Europe’s Top Asset Manager Warns About Stablecoin Risks
Amundi, Europe’s biggest asset manager, isn’t sold on the idea that U.S.-regulated stablecoins will strengthen the dollar. In fact, they’re worried it might do the opposite. With over €2 trillion in assets under management, the firm raised concerns this week that the GENIUS Act—a new U.S. bill to regulate dollar-backed crypto tokens—could end up undermining the dollar’s dominance rather than securing it.
Vincent Mortier, Amundi’s chief investment officer, put it bluntly in a Reuters interview: “It could be genius, or it could be evil.” His skepticism isn’t unfounded.

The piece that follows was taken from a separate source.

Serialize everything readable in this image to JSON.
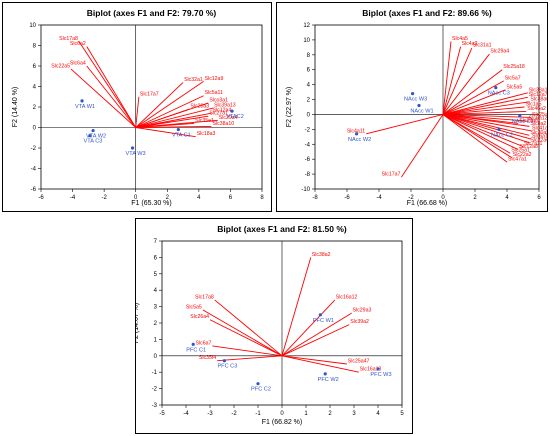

The bill, which passed the Senate last month, requires stablecoins to be pegged to the dollar. That might sound like a win for U.S. currency, but Mortier thinks it could backfire.

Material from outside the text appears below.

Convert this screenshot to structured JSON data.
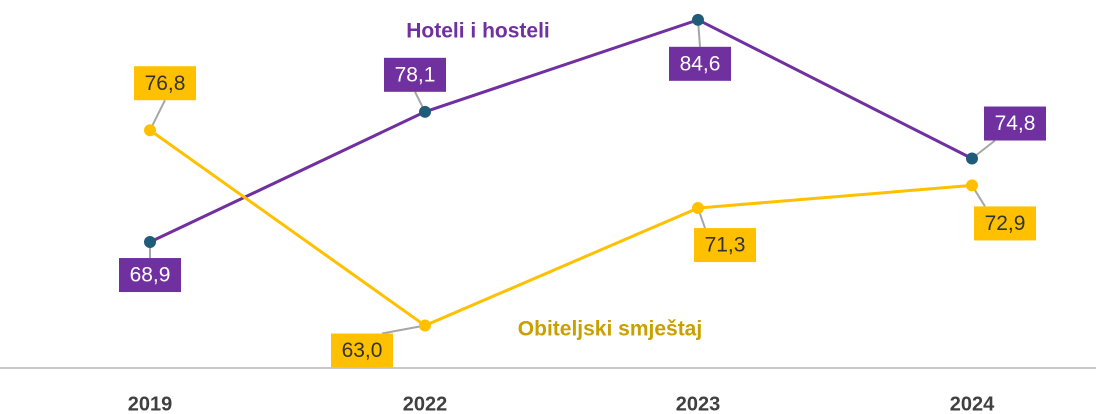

How Stablecoins Might Weaken the Dollar
The logic is counterintuitive but worth considering. If stablecoins become a widely accepted alternative to traditional dollars, countries and institutions might start relying less on actual dollar reserves. “You create an alternative to the U.S. dollar,” Mortier said, “and that could lead to more weakening of the dollar.”
He’s not alone in thinking this. Some analysts argue that promoting dollar-pegged stablecoins sends a mixed message—like admitting the dollar isn’t strong enough on its own. And with stablecoin circulation expected to hit $500 billion by 2028, according to JPMorgan, the scale of this shift isn’t trivial.
What the GENIUS Act Actually Does
The bill, officially called the Guiding and Establishing National Innovation for U.S. Stablecoins Act, is now headed for a House vote in mid-July. Supporters say it’ll bring much-needed clarity to the crypto space, protect consumers, and keep the U.S. ahead in the digital currency race.
But critics, including Amundi, see potential pitfalls. Even though stablecoins would be tied to the dollar, their rapid global adoption—especially outside the U.S.—could complicate things. Over 90% of stablecoins are already dollar-denominated, but if they start circulating more freely in places with shaky local currencies, the long-term effects on global money flows are hard to predict.
Mortier’s warning isn’t just about economics—it’s about perception. If stablecoins become the go-to for international transactions, the dollar’s role as the world’s reserve currency might not look so unshakable anymore. And once that idea takes hold, reversing it won’t be easy.
For now, though, the bill’s fate rests with U.S. lawmakers. Whether it stabilizes the dollar or accidentally chips away at its power, we’ll likely find out sooner than anyone expects.